Democracy in the New Europe flyer (download flyer in pdf)

The Politics or Regional Identity: Meddling with the Mediterranean (University of Birmingham)

The Mediterranean - as a region, as an area of EU policy and as a place on the fringe of a rapidly integrating Europe - has been a theoretically under-researched area.

Containing empirical research on Greece, Malta and Morocco, this theory-led investigation into the political effects of the Mediterranean's symbolic geography, complements work done on the constitution of entities such as nations, Europe and the West.

Europeanizing Social Democracy? The Rise of the Party of European Socialists, by Simon Lightfoot (University of Leeds)

This new book uses the Party of European Socialists (PES) as a key case to examine theoretical work on the meaning, significance, and prospects for realising other ‘Europarties’.

This analysis operates from the assumption that the PES’s main goal is to influence the outcome of EU public policy, rather than the more traditional party goals of vote maximisation or office seeking. The book advances our knowledge of Europarties and contributes to the literature on the Europeanization of political parties.

European Inclusion Index (British Council)

Research designed and co-ordinated by Professor Andrew Geddes and Jan Niessen, with Alex Balch, Claire Bullen and Maria José Peiro

Compiled by Laura Citron and richard Gowan

The European Civic Citizenship ad Inclusion Index is a joint project with the Foreign Policy Centre, the British Council, and the Migration Policy Group, supported by the Barrow Cadbury Trust and Joseph Rowntree Trust. The EWC provided research for the project.

The Index is an attempt to collect data on Member States' policies towards migrants already resident so that comparisons can be made between Member States over time.

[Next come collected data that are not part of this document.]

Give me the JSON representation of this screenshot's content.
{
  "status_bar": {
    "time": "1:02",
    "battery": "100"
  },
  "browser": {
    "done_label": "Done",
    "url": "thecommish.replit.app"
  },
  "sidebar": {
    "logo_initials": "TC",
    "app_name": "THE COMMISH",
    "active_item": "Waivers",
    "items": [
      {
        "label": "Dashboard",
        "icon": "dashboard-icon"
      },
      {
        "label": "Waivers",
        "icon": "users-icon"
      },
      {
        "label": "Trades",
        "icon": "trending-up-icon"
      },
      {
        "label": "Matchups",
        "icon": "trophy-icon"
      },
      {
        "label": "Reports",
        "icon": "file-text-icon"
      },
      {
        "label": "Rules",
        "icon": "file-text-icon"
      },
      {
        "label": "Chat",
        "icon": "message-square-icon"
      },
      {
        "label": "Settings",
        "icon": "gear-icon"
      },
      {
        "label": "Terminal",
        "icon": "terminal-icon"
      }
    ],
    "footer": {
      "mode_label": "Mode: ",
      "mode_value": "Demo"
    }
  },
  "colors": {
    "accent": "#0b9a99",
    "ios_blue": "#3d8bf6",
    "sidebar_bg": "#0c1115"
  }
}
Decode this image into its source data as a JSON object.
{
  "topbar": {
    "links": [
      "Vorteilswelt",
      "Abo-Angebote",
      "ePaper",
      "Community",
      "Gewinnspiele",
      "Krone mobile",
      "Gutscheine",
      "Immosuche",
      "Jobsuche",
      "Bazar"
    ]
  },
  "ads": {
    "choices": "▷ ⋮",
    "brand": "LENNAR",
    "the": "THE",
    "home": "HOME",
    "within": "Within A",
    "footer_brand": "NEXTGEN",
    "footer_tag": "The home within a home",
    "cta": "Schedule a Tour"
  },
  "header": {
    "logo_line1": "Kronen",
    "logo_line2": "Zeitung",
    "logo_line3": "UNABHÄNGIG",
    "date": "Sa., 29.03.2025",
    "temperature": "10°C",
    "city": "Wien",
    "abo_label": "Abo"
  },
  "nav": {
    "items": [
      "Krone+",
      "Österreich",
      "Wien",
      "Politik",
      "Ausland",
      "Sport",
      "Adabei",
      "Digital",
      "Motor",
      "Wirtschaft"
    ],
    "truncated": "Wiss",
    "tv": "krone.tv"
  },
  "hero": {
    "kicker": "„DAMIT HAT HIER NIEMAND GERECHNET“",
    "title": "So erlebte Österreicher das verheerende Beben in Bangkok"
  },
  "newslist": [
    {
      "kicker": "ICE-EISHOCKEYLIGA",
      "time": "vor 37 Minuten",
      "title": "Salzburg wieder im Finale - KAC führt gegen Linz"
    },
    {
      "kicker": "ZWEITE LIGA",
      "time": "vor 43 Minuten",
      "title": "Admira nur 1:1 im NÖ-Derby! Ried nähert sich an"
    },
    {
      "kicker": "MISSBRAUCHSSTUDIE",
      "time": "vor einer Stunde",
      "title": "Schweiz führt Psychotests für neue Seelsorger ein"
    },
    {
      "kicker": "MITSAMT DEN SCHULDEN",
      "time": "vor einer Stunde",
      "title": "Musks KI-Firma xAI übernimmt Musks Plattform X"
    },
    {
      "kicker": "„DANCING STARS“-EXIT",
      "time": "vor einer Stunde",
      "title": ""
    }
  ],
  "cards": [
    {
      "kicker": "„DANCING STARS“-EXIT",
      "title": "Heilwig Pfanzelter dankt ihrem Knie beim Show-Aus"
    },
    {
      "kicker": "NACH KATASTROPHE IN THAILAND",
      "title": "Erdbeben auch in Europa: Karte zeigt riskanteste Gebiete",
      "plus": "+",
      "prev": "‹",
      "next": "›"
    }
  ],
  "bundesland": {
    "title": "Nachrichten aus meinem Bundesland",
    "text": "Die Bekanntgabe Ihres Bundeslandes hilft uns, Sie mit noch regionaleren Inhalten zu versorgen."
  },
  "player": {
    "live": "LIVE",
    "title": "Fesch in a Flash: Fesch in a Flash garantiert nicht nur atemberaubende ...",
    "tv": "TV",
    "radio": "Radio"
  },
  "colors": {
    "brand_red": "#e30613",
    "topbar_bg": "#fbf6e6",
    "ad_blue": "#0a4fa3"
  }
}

Around 13 million foreign nationals currently reside in the EU-15 and in many countries they suffer varying levels of discrimination, have lower levels of employment, are more likely to be employed in low-skilled jobs, and are more likely to be long-term unemployed. Migration is a fact of life, but in order to achieve the Lisbon agenda and for European economies to become dynamic and open, we need to be more inclusive, and that means looking more carefully at policies which are aimed at migrants.

European Civic Citizenship and Inclusion Index (download pdf)

Fusing with Europe?: Sweden in the European Union, by Lee Miles (Aldershot: Ashgate, 2005)

This publication introduces the idea of a ‘Fusion’ Perspective’ to explain how national policy-makers ‘value’ participation using this Nordic Member State as a case study and including discussions of EMU and the ESDP.

Lee Miles, widely regarded as a leading expert on Nordic perspectives on the EU, argues that most governments adopt a ‘performance related mentality’ to the Union, and wish to see a ‘third way’ in which supranationalism is accepted and even desired, but constitutional solutions leading to a federal Europe are avoided.

The end result is that the Member States are constructing a ‘fusing Europe’, not a ‘federal Europe’, that will achieve practical outcomes not possible at the national level, but requires an acceptance that the clear division of competencies between the national and EU level will be blurred and potentially sub-optimal.

The Euro Outsiders (Journal article)

The Euro Outsiders, Journal of European Integration, 27(1) (special issue), March 2005: 1-140. Guest Editor: Lee Miles. Articles by Miles, Tiilikainen, Marcussen, Lindahl and Naurin, Miles and Doherty, Johnson, and Howarth.

This research project explores the common challenges confronting those EU members - collectively labelled as the 'euro-outsiders' - that have decided, at this point, not to participate in the Third Stage of the Union's EMU programme, remain outside the euro-area and thus have not adopted the single currency.

Although the comparative project focuses primarily on the three long-standing euro-outsiders of Britain, Denmark and Sweden, it also pays attention to the new post-2004 member-states that are presently not part of the euro-area and thereby contribute to the numerical majority of EU countries that are, at the moment, euro-outsiders.